Pueblos de Mallorca

Sóller es uno de esos municipios que nadie debe perderse al visitar Mallorca. Situación en el corazón de la Sierra de Tramuntana, el Valle de sóller, también conocido como el valle de los naranjos por la cantidad de estos árboles que hay en la zona, es uno de los más bellos de la Isla. El paisaje de la zona es el típicamente mediterráneo, acompañando siempre de un clima suave y agradable marcado por la brisa marina y el frescor de la montaña.

Los atractivos culturales de la localidad son también muy numerosos.
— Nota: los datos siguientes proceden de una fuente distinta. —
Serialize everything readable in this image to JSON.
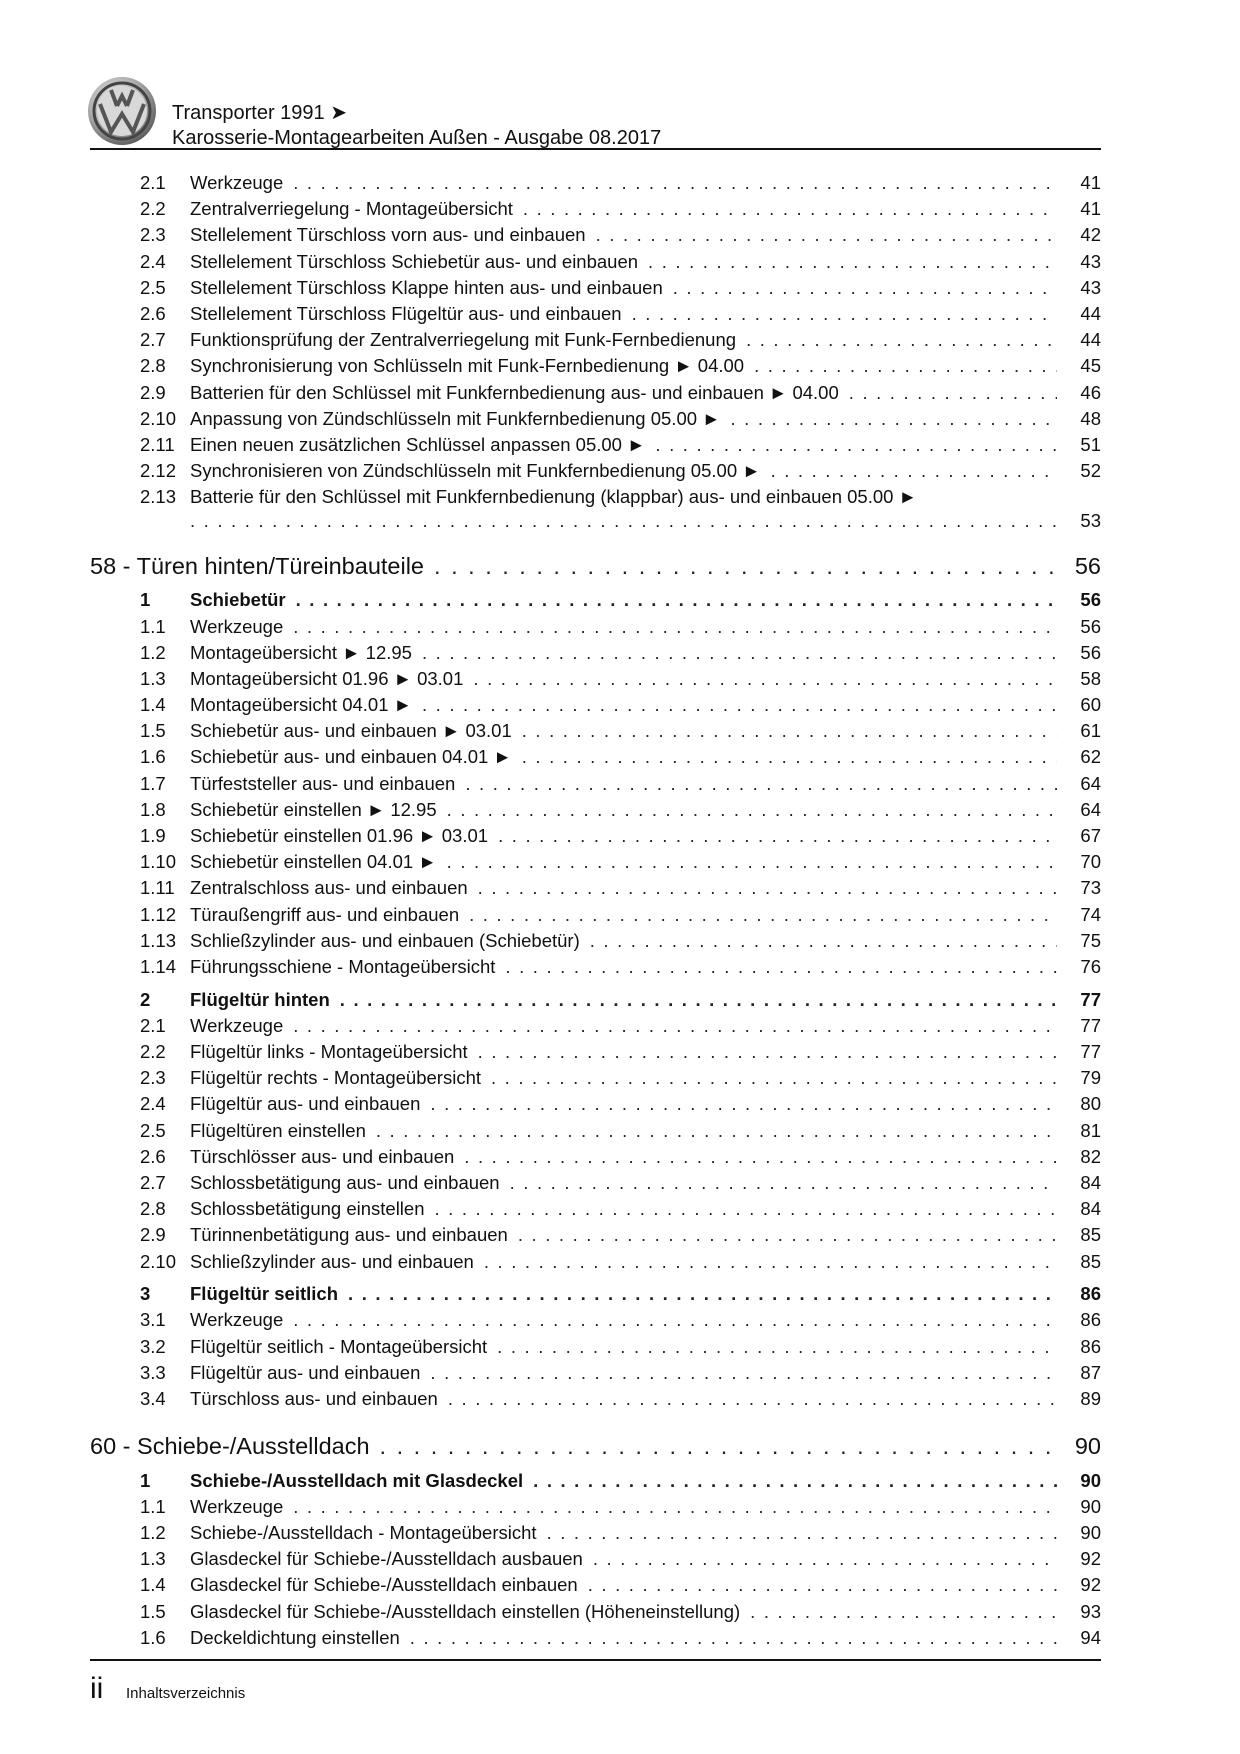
{
  "header": {
    "logo_text": "VW",
    "line1": "Transporter 1991 ➤",
    "line2": "Karosserie-Montagearbeiten Außen - Ausgabe 08.2017"
  },
  "footer": {
    "page": "ii",
    "title": "Inhaltsverzeichnis"
  },
  "toc": [
    {
      "type": "item",
      "num": "2.1",
      "title": "Werkzeuge",
      "page": "41"
    },
    {
      "type": "item",
      "num": "2.2",
      "title": "Zentralverriegelung - Montageübersicht",
      "page": "41"
    },
    {
      "type": "item",
      "num": "2.3",
      "title": "Stellelement Türschloss vorn aus- und einbauen",
      "page": "42"
    },
    {
      "type": "item",
      "num": "2.4",
      "title": "Stellelement Türschloss Schiebetür aus- und einbauen",
      "page": "43"
    },
    {
      "type": "item",
      "num": "2.5",
      "title": "Stellelement Türschloss Klappe hinten aus- und einbauen",
      "page": "43"
    },
    {
      "type": "item",
      "num": "2.6",
      "title": "Stellelement Türschloss Flügeltür aus- und einbauen",
      "page": "44"
    },
    {
      "type": "item",
      "num": "2.7",
      "title": "Funktionsprüfung der Zentralverriegelung mit Funk-Fernbedienung",
      "page": "44"
    },
    {
      "type": "item",
      "num": "2.8",
      "title": "Synchronisierung von Schlüsseln mit Funk-Fernbedienung ► 04.00",
      "page": "45"
    },
    {
      "type": "item",
      "num": "2.9",
      "title": "Batterien für den Schlüssel mit Funkfernbedienung aus- und einbauen ► 04.00",
      "page": "46"
    },
    {
      "type": "item",
      "num": "2.10",
      "title": "Anpassung von Zündschlüsseln mit Funkfernbedienung 05.00 ►",
      "page": "48"
    },
    {
      "type": "item",
      "num": "2.11",
      "title": "Einen neuen zusätzlichen Schlüssel anpassen 05.00 ►",
      "page": "51"
    },
    {
      "type": "item",
      "num": "2.12",
      "title": "Synchronisieren von Zündschlüsseln mit Funkfernbedienung 05.00 ►",
      "page": "52"
    },
    {
      "type": "wrap",
      "num": "2.13",
      "title": "Batterie für den Schlüssel mit Funkfernbedienung (klappbar) aus- und einbauen 05.00 ►",
      "page": "53"
    },
    {
      "type": "section",
      "title": "58 - Türen hinten/Türeinbauteile",
      "page": "56"
    },
    {
      "type": "sub",
      "num": "1",
      "title": "Schiebetür",
      "page": "56"
    },
    {
      "type": "item",
      "num": "1.1",
      "title": "Werkzeuge",
      "page": "56"
    },
    {
      "type": "item",
      "num": "1.2",
      "title": "Montageübersicht ► 12.95",
      "page": "56"
    },
    {
      "type": "item",
      "num": "1.3",
      "title": "Montageübersicht 01.96 ► 03.01",
      "page": "58"
    },
    {
      "type": "item",
      "num": "1.4",
      "title": "Montageübersicht 04.01 ►",
      "page": "60"
    },
    {
      "type": "item",
      "num": "1.5",
      "title": "Schiebetür aus- und einbauen ► 03.01",
      "page": "61"
    },
    {
      "type": "item",
      "num": "1.6",
      "title": "Schiebetür aus- und einbauen 04.01 ►",
      "page": "62"
    },
    {
      "type": "item",
      "num": "1.7",
      "title": "Türfeststeller aus- und einbauen",
      "page": "64"
    },
    {
      "type": "item",
      "num": "1.8",
      "title": "Schiebetür einstellen ► 12.95",
      "page": "64"
    },
    {
      "type": "item",
      "num": "1.9",
      "title": "Schiebetür einstellen 01.96 ► 03.01",
      "page": "67"
    },
    {
      "type": "item",
      "num": "1.10",
      "title": "Schiebetür einstellen 04.01 ►",
      "page": "70"
    },
    {
      "type": "item",
      "num": "1.11",
      "title": "Zentralschloss aus- und einbauen",
      "page": "73"
    },
    {
      "type": "item",
      "num": "1.12",
      "title": "Türaußengriff aus- und einbauen",
      "page": "74"
    },
    {
      "type": "item",
      "num": "1.13",
      "title": "Schließzylinder aus- und einbauen (Schiebetür)",
      "page": "75"
    },
    {
      "type": "item",
      "num": "1.14",
      "title": "Führungsschiene - Montageübersicht",
      "page": "76"
    },
    {
      "type": "sub",
      "num": "2",
      "title": "Flügeltür hinten",
      "page": "77"
    },
    {
      "type": "item",
      "num": "2.1",
      "title": "Werkzeuge",
      "page": "77"
    },
    {
      "type": "item",
      "num": "2.2",
      "title": "Flügeltür links - Montageübersicht",
      "page": "77"
    },
    {
      "type": "item",
      "num": "2.3",
      "title": "Flügeltür rechts - Montageübersicht",
      "page": "79"
    },
    {
      "type": "item",
      "num": "2.4",
      "title": "Flügeltür aus- und einbauen",
      "page": "80"
    },
    {
      "type": "item",
      "num": "2.5",
      "title": "Flügeltüren einstellen",
      "page": "81"
    },
    {
      "type": "item",
      "num": "2.6",
      "title": "Türschlösser aus- und einbauen",
      "page": "82"
    },
    {
      "type": "item",
      "num": "2.7",
      "title": "Schlossbetätigung aus- und einbauen",
      "page": "84"
    },
    {
      "type": "item",
      "num": "2.8",
      "title": "Schlossbetätigung einstellen",
      "page": "84"
    },
    {
      "type": "item",
      "num": "2.9",
      "title": "Türinnenbetätigung aus- und einbauen",
      "page": "85"
    },
    {
      "type": "item",
      "num": "2.10",
      "title": "Schließzylinder aus- und einbauen",
      "page": "85"
    },
    {
      "type": "sub",
      "num": "3",
      "title": "Flügeltür seitlich",
      "page": "86"
    },
    {
      "type": "item",
      "num": "3.1",
      "title": "Werkzeuge",
      "page": "86"
    },
    {
      "type": "item",
      "num": "3.2",
      "title": "Flügeltür seitlich - Montageübersicht",
      "page": "86"
    },
    {
      "type": "item",
      "num": "3.3",
      "title": "Flügeltür aus- und einbauen",
      "page": "87"
    },
    {
      "type": "item",
      "num": "3.4",
      "title": "Türschloss aus- und einbauen",
      "page": "89"
    },
    {
      "type": "section",
      "title": "60 - Schiebe-/Ausstelldach",
      "page": "90"
    },
    {
      "type": "sub",
      "num": "1",
      "title": "Schiebe-/Ausstelldach mit Glasdeckel",
      "page": "90"
    },
    {
      "type": "item",
      "num": "1.1",
      "title": "Werkzeuge",
      "page": "90"
    },
    {
      "type": "item",
      "num": "1.2",
      "title": "Schiebe-/Ausstelldach - Montageübersicht",
      "page": "90"
    },
    {
      "type": "item",
      "num": "1.3",
      "title": "Glasdeckel für Schiebe-/Ausstelldach ausbauen",
      "page": "92"
    },
    {
      "type": "item",
      "num": "1.4",
      "title": "Glasdeckel für Schiebe-/Ausstelldach einbauen",
      "page": "92"
    },
    {
      "type": "item",
      "num": "1.5",
      "title": "Glasdeckel für Schiebe-/Ausstelldach einstellen (Höheneinstellung)",
      "page": "93"
    },
    {
      "type": "item",
      "num": "1.6",
      "title": "Deckeldichtung einstellen",
      "page": "94"
    }
  ]
}
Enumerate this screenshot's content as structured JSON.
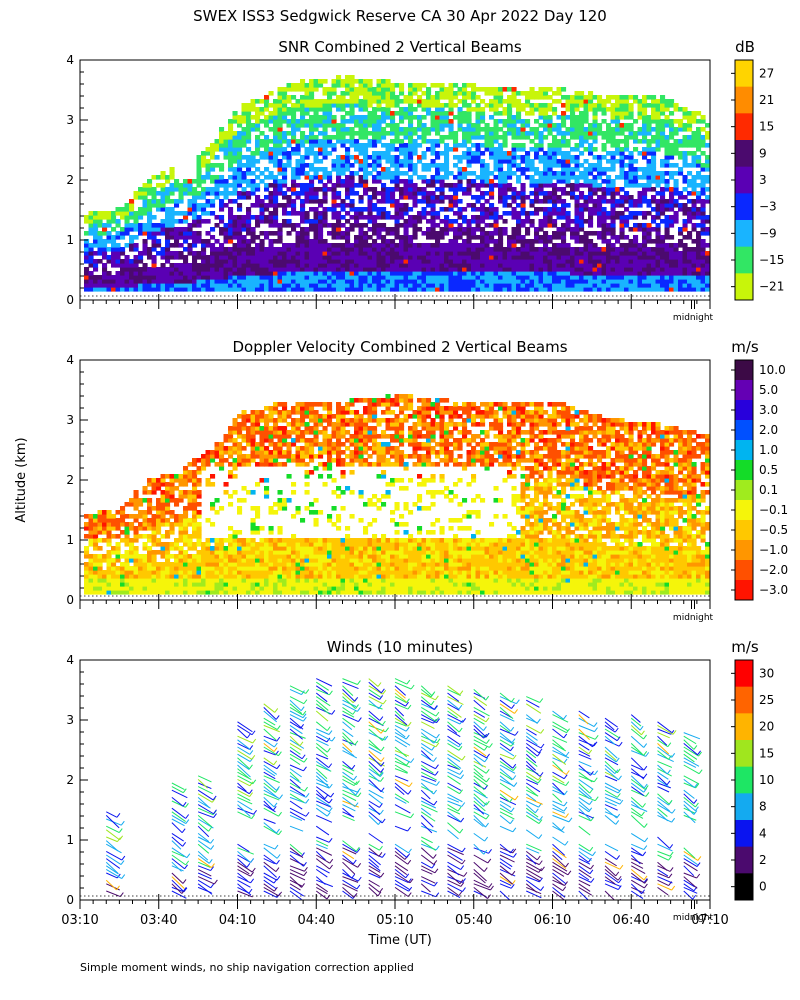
{
  "title": "SWEX ISS3 Sedgwick Reserve CA  30 Apr 2022 Day 120",
  "shared_ylabel": "Altitude (km)",
  "xlabel": "Time (UT)",
  "footnote": "Simple moment winds, no ship navigation correction applied",
  "midnight_label": "midnight",
  "x_ticks": [
    "03:10",
    "03:40",
    "04:10",
    "04:40",
    "05:10",
    "05:40",
    "06:10",
    "06:40",
    "07:10"
  ],
  "y_ticks": [
    "0",
    "1",
    "2",
    "3",
    "4"
  ],
  "chart_data": [
    {
      "type": "heatmap",
      "title": "SNR Combined 2 Vertical Beams",
      "units": "dB",
      "xlabel": "Time (UT)",
      "ylabel": "Altitude (km)",
      "x_range": [
        "03:10",
        "07:10"
      ],
      "ylim": [
        0,
        4
      ],
      "colorbar": {
        "labels": [
          "27",
          "21",
          "15",
          "9",
          "3",
          "−3",
          "−9",
          "−15",
          "−21"
        ],
        "colors": [
          "#ffd400",
          "#ff8c00",
          "#ff2a00",
          "#4b0a6e",
          "#5a00b4",
          "#0a28ff",
          "#19b4ff",
          "#32e664",
          "#c8f50a"
        ]
      },
      "signal_top_km": [
        [
          "03:10",
          1.4
        ],
        [
          "03:25",
          1.5
        ],
        [
          "03:35",
          2.0
        ],
        [
          "03:45",
          2.2
        ],
        [
          "03:55",
          2.4
        ],
        [
          "04:10",
          3.2
        ],
        [
          "04:30",
          3.6
        ],
        [
          "04:50",
          3.7
        ],
        [
          "05:10",
          3.6
        ],
        [
          "05:30",
          3.6
        ],
        [
          "05:50",
          3.5
        ],
        [
          "06:10",
          3.5
        ],
        [
          "06:30",
          3.4
        ],
        [
          "06:50",
          3.4
        ],
        [
          "07:10",
          3.0
        ]
      ]
    },
    {
      "type": "heatmap",
      "title": "Doppler Velocity Combined 2 Vertical Beams",
      "units": "m/s",
      "xlabel": "Time (UT)",
      "ylabel": "Altitude (km)",
      "x_range": [
        "03:10",
        "07:10"
      ],
      "ylim": [
        0,
        4
      ],
      "colorbar": {
        "labels": [
          "10.0",
          "5.0",
          "3.0",
          "2.0",
          "1.0",
          "0.5",
          "0.1",
          "−0.1",
          "−0.5",
          "−1.0",
          "−2.0",
          "−3.0"
        ],
        "colors": [
          "#3c0a46",
          "#6400b4",
          "#2800dc",
          "#0050ff",
          "#00b4f0",
          "#14dc28",
          "#a0eb1e",
          "#f5f50a",
          "#ffc800",
          "#ff9600",
          "#ff5000",
          "#ff1400"
        ]
      },
      "signal_top_km": [
        [
          "03:10",
          1.4
        ],
        [
          "03:25",
          1.5
        ],
        [
          "03:35",
          2.0
        ],
        [
          "03:45",
          2.1
        ],
        [
          "04:00",
          2.5
        ],
        [
          "04:10",
          3.1
        ],
        [
          "04:30",
          3.3
        ],
        [
          "04:50",
          3.3
        ],
        [
          "05:10",
          3.4
        ],
        [
          "05:30",
          3.3
        ],
        [
          "05:50",
          3.3
        ],
        [
          "06:10",
          3.3
        ],
        [
          "06:30",
          3.0
        ],
        [
          "06:50",
          2.9
        ],
        [
          "07:10",
          2.7
        ]
      ]
    },
    {
      "type": "scatter",
      "title": "Winds (10 minutes)",
      "units": "m/s",
      "xlabel": "Time (UT)",
      "ylabel": "Altitude (km)",
      "x_range": [
        "03:10",
        "07:10"
      ],
      "ylim": [
        0,
        4
      ],
      "colorbar": {
        "labels": [
          "30",
          "25",
          "20",
          "15",
          "10",
          "8",
          "4",
          "2",
          "0"
        ],
        "colors": [
          "#ff0000",
          "#ff6400",
          "#ffb400",
          "#a0e61e",
          "#1ee664",
          "#14aaf0",
          "#0a14f0",
          "#4b0a6e",
          "#000000"
        ]
      },
      "profile_times": [
        "03:20",
        "03:45",
        "03:55",
        "04:10",
        "04:20",
        "04:30",
        "04:40",
        "04:50",
        "05:00",
        "05:10",
        "05:20",
        "05:30",
        "05:40",
        "05:50",
        "06:00",
        "06:10",
        "06:20",
        "06:30",
        "06:40",
        "06:50",
        "07:00"
      ],
      "profile_top_km": [
        1.5,
        2.0,
        2.1,
        3.0,
        3.3,
        3.6,
        3.7,
        3.7,
        3.7,
        3.7,
        3.6,
        3.6,
        3.6,
        3.5,
        3.4,
        3.3,
        3.2,
        3.1,
        3.1,
        3.0,
        2.8
      ]
    }
  ]
}
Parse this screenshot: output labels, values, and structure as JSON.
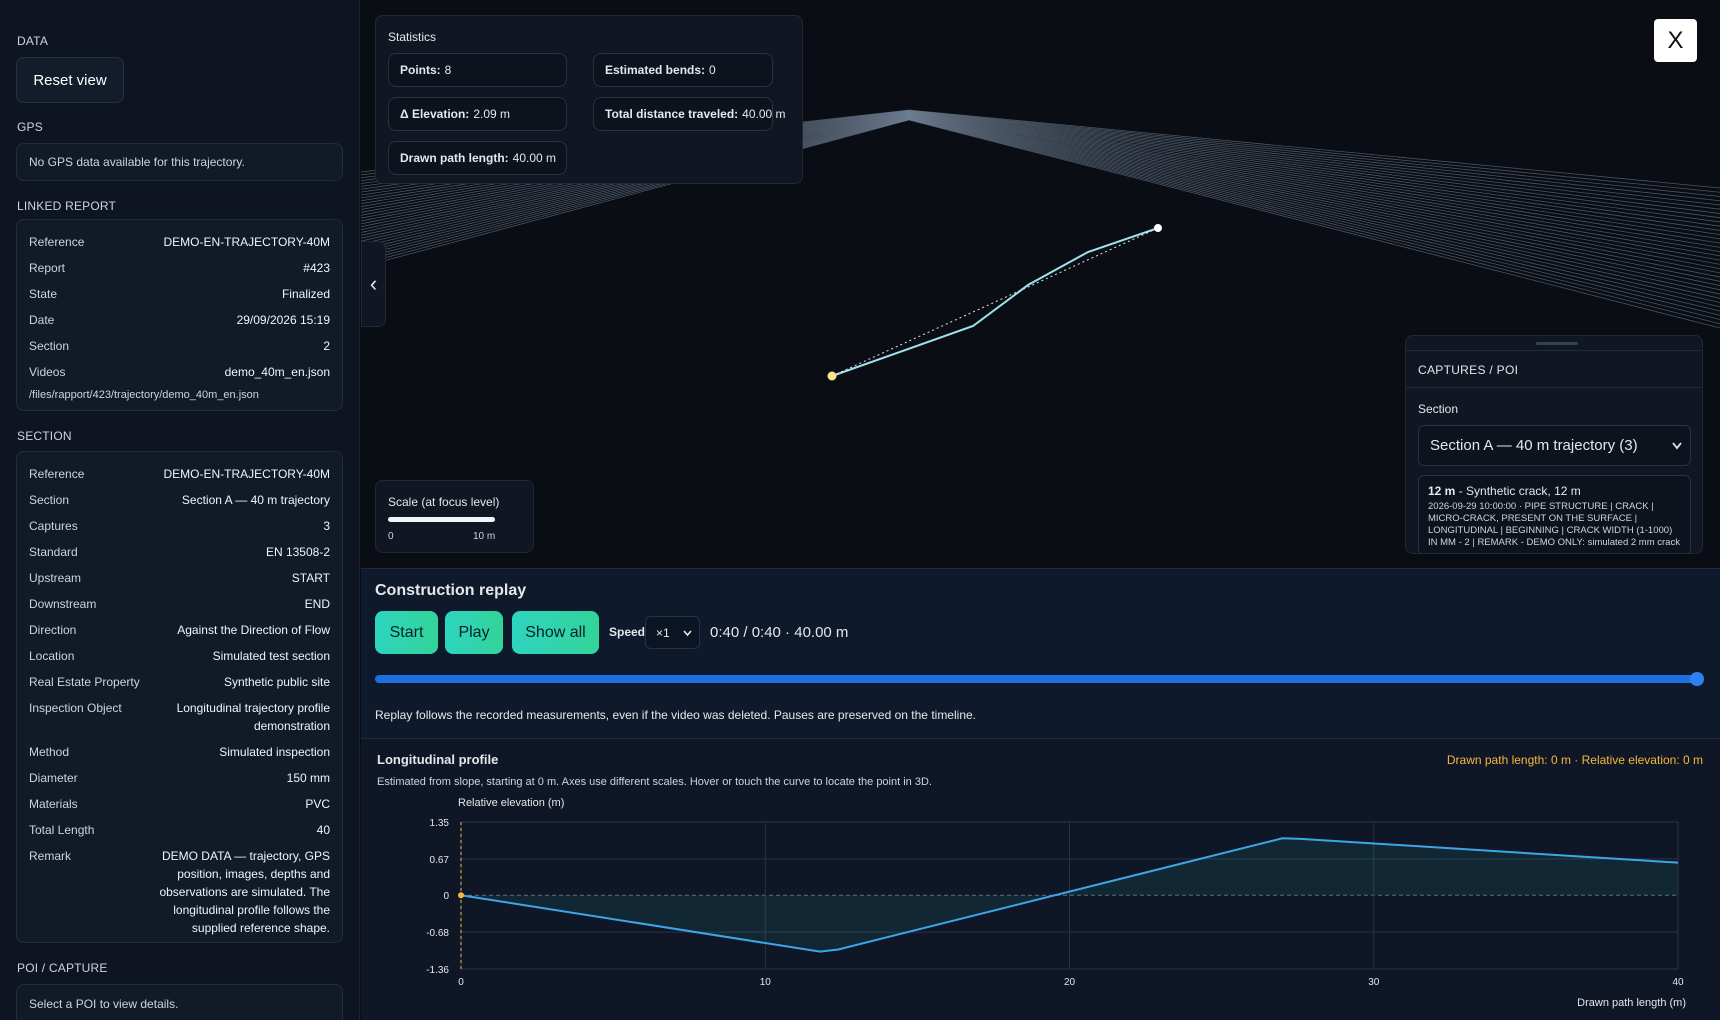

El centro del pueblo, en su conjunto, es digno de ser visitado como una muestra de lo que es un centro urbano característico de las islas. Además vale la pena conocer los museos de la localidad, entre los cuales destaca especialmente el Jardín Botánico.

Si se llega al pueblo en el tren que viene de Palma, ya se ha disfrutado del panorama por el camino, pero esto no debe respetarle interés al trayecto que lleva hasta el Puerto de Sóller a bordo de un tradicional y agradable tranvía que une de los dos núcleos. El puerto se encuentra a tan sólo cuatro kilómetros de Sóller y es el único de una cierta envergadura en toda la cornisa norte del litoral mallorquín.

Ubicado en una bahía natural privilegiada, el Puerto de Sóller ofrece una combinación de playa y puerto deportivo que conserva el aspecto de los balnearios de principio de siglo. Vale la pena visitar, una vez en el puerto, Sa Torre Picada, que era una construcción de vigilancia, situada a la Costa de3 la Atalaia, que servía para advertir a la población de los ataques por el mar.

Otro de los atractivos de esta zona es la variedad gastronómica, muy arraigada a la cultura y a las tradiciones de la localidad. Es un regalo para el paladar probar las mermeladas de naranja y de limón, los exquisitos helados y las sobrasadas de Sóller.